The transformer algorithm employs a large number of different "forces" that are only activated when two tokens have the right match of "holes and protrusions," and lower-level concepts iteratively couple to form higher and higher concepts, very much like how small molecules join to form macro-molecules such as proteins and enzymes. (The technical jargon for these "shift forces" is known as "attention units.")
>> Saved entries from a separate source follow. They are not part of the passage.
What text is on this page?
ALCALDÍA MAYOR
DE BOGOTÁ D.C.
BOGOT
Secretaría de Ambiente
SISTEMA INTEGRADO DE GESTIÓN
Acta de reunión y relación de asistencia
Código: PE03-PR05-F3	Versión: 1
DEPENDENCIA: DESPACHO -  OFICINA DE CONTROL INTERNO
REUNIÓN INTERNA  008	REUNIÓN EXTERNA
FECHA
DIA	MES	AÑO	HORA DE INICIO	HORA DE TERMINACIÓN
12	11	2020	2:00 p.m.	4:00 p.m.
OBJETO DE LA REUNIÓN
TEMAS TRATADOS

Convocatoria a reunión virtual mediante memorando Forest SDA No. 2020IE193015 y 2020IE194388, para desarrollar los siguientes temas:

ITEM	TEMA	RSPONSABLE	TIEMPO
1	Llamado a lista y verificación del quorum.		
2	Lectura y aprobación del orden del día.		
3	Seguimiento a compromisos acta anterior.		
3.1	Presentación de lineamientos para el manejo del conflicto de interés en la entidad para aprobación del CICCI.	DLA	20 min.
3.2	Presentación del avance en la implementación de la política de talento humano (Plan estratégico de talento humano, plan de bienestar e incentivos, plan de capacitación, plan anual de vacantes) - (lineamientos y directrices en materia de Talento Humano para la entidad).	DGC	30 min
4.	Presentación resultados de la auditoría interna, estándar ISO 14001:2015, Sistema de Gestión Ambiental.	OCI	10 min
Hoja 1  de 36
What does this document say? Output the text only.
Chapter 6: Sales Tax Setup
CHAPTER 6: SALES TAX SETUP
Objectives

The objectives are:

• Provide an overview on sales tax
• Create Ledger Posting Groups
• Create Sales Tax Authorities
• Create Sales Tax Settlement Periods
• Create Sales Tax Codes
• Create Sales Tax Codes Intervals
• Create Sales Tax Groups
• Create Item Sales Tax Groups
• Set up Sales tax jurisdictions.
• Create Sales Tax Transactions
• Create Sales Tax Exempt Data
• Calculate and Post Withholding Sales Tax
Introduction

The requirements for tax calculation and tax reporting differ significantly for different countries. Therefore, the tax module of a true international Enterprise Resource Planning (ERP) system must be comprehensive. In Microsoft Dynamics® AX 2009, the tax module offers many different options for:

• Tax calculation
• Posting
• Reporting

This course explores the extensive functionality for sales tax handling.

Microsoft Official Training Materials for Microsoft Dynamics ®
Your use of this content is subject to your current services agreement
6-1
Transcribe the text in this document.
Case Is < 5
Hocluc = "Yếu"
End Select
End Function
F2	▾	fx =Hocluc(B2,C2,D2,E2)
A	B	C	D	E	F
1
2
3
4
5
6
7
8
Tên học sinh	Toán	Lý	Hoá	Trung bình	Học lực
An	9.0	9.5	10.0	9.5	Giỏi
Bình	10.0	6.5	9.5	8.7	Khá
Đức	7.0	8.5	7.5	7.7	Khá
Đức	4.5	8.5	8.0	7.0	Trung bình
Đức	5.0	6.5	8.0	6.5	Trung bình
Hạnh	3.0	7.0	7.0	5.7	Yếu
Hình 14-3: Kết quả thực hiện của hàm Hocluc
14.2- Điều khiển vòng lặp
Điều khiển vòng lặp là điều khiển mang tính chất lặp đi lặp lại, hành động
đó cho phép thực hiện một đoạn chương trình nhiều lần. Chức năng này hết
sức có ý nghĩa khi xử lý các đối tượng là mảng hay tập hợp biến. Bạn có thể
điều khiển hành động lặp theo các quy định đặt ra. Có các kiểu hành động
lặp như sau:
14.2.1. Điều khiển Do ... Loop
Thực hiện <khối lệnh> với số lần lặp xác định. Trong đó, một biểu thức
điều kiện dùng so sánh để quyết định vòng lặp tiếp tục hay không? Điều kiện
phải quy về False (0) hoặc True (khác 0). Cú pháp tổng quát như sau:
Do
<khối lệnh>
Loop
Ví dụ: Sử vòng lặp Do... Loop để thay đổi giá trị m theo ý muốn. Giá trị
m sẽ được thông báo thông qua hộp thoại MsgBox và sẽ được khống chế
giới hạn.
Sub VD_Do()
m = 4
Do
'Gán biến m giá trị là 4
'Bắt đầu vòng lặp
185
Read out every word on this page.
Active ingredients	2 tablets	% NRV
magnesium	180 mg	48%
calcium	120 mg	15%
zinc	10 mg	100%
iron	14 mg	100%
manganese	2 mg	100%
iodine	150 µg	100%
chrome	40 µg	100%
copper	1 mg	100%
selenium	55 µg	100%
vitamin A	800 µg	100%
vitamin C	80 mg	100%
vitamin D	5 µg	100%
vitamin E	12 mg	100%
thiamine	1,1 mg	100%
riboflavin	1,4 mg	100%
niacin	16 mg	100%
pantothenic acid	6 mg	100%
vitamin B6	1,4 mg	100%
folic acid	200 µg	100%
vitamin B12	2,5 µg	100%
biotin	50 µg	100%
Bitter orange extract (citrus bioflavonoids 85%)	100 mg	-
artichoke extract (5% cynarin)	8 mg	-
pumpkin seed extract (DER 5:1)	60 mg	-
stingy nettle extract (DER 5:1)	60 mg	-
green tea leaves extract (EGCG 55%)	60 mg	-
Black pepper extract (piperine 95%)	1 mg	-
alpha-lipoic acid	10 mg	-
Quite a few practical examples of renormalization have been presented here, spanning various domains. However, we have discovered a common pattern in all these examples. In a sense, these examples have the right "holes and protrusions" for us to link them up in this article, so this article itself is performing a renormalization process to obtain a unified view of their shared mechanism. We have found commonality across very different phenomena, much like how Archimedes was inspired by a bathtub to solve the gold purity problem of a crown. The application of renormalization extends far beyond the examples presented here and surely brings profound consequences in other disciplines as well.
Renormalization is ultimately the mechanism responsible for our intelligence and creativity. A proper understanding of the mathematical properties of renormalization allows us to truly explore the mechanisms of deep learning and the human brain. By removing the shroud of mystery from these "black boxes," we can start to operate with full confidence, knowing what we are doing and where we are going.